Mind Full, Or Mindful?

Mind Full, Not Mindful

While I was fully engaged in my teaching career in the city it was difficult to go from Mind Full to Mindful. My head was crammed tight with things that always seemed to take precedent over taking quiet time. I had to do something before my head popped.

Adopting a simple life relieved the stress. Slowing down was "fast acting relief" as the comedian Lily Tomlin promised it would be. A less busy life allowed me a chance to empty my mind of clutter, strip life down to the essentials, and attain that mindful state more often.

Since I have slipped into a less complicated life I am more able to notice the bliss and the gift that is in each and every moment.

What is Mindfulness?

"Mindfulness is a state of active, open attention on the present. When you're mindful, you observe your thoughts and feelings from a distance, without judging them good or bad. Instead of letting your life pass you by, mindfulness means living in the moment and awakening to experience." - source

Moving Toward Mindfulness
  1. Meditate. Focus on the breath. 10 breaths to start.
  2. Slow down. Notice the subtleties of your experience here and now.
  3. Make things new. Try doing regular things in new ways. Take risks.
  4. If you get angry, observe your thoughts and feelings in a detached way. Watch the anger cool and slip away from your body and your mind.
  5. Accept the moment without judging it good or bad.
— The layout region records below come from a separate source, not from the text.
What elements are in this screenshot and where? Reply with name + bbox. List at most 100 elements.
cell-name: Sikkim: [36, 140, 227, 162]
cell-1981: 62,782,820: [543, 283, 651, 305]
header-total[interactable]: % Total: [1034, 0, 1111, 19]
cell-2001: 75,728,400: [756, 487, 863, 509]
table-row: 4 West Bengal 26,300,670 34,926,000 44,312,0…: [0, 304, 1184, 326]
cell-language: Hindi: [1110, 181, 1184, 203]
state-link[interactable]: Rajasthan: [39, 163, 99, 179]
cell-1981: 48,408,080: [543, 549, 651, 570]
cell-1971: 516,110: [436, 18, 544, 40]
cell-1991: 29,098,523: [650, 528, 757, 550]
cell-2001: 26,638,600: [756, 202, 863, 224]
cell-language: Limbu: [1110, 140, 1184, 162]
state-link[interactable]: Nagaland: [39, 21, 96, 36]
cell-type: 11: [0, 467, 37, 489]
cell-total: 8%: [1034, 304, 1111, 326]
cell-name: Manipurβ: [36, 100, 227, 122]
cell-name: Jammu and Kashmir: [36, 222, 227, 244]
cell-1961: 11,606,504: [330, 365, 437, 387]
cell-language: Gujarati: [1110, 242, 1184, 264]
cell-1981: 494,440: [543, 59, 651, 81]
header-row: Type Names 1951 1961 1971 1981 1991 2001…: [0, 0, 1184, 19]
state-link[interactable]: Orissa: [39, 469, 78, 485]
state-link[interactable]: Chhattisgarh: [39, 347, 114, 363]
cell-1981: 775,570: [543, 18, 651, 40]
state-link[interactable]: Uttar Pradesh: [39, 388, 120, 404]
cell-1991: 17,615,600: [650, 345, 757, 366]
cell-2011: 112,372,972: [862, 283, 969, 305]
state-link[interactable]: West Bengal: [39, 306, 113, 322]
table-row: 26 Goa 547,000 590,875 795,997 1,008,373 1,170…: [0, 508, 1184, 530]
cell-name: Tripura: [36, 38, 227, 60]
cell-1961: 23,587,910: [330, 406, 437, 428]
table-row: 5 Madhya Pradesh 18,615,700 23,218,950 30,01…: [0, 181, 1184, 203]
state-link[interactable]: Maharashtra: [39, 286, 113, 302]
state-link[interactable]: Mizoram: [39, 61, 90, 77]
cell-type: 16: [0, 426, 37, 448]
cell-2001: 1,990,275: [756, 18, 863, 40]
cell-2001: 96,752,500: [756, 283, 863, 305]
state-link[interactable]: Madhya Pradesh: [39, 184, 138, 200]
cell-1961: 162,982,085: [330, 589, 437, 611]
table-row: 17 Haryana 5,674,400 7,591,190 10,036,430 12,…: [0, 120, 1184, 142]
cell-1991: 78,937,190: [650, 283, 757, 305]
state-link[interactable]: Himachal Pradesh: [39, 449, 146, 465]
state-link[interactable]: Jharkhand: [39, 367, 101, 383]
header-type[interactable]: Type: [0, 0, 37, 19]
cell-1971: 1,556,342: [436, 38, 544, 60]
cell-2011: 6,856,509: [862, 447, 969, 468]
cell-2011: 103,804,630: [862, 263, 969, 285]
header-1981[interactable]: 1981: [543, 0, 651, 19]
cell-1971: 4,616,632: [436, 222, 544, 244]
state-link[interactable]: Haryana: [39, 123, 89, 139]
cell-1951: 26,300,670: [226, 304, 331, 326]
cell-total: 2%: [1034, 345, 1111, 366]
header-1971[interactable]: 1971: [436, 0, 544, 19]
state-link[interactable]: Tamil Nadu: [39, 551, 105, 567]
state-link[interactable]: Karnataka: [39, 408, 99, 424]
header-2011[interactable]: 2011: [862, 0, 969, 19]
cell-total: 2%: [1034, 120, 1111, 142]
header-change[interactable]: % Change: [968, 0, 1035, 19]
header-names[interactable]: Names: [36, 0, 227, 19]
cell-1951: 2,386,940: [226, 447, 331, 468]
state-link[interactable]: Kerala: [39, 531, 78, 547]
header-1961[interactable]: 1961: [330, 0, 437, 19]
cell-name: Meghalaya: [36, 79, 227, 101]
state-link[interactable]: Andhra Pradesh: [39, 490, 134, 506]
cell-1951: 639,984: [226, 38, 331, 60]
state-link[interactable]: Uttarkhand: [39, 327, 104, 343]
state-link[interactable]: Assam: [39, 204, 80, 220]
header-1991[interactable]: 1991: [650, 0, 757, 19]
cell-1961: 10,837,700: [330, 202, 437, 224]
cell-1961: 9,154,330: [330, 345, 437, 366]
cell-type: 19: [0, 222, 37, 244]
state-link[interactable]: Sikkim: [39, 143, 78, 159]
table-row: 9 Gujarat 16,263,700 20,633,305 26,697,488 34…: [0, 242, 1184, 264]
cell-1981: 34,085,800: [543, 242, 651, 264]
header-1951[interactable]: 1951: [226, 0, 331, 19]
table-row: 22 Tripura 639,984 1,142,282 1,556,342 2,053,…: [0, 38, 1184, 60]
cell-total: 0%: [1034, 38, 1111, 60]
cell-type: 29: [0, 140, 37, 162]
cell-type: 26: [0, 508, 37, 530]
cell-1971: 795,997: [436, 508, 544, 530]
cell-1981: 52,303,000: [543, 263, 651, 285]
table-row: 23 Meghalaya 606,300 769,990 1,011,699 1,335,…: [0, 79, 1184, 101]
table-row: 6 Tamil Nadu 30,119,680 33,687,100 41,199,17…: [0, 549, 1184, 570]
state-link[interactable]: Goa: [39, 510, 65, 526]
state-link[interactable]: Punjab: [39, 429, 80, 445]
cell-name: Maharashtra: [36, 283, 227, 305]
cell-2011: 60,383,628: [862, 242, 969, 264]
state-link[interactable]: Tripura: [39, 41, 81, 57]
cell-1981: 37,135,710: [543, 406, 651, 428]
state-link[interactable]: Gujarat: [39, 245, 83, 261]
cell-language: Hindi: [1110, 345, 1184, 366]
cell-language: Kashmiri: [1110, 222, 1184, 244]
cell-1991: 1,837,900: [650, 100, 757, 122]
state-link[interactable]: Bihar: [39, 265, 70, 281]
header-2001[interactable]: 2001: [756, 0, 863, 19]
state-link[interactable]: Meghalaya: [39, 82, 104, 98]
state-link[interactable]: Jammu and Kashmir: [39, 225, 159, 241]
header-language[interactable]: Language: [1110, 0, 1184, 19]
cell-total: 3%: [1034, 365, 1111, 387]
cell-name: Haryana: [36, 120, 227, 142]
Be aware of all the richness that your senses are perceiving. 

Read more about mindfulness here.

"Do not dwell in the past, do not dream of the future, concentrate the mind on the present moment."

- Buddha 


  1. Anonymous7/15/2013

    Just discovered your blog and I'm loving it! I have been reading the archives and so much of it speaks to me about the way I want to live my life.

    Thanks, Joan

    1. Joan, welcome to the NBA blog - so nice to have you here! I am happy that the things we write about are resonating with you.

      Living simply has been an ongoing process that we have engaged in for over 20 years. The exciting part is that it is an enjoyable learning process that continues to improve with time.

      We continue to lower our impact, break our reliance on a parasitic system, and enjoy life in new and more meaningful ways.

      The best thing is that anyone can do it. You can do it, too.

      Welcome, again, and thank you for the encouraging comment.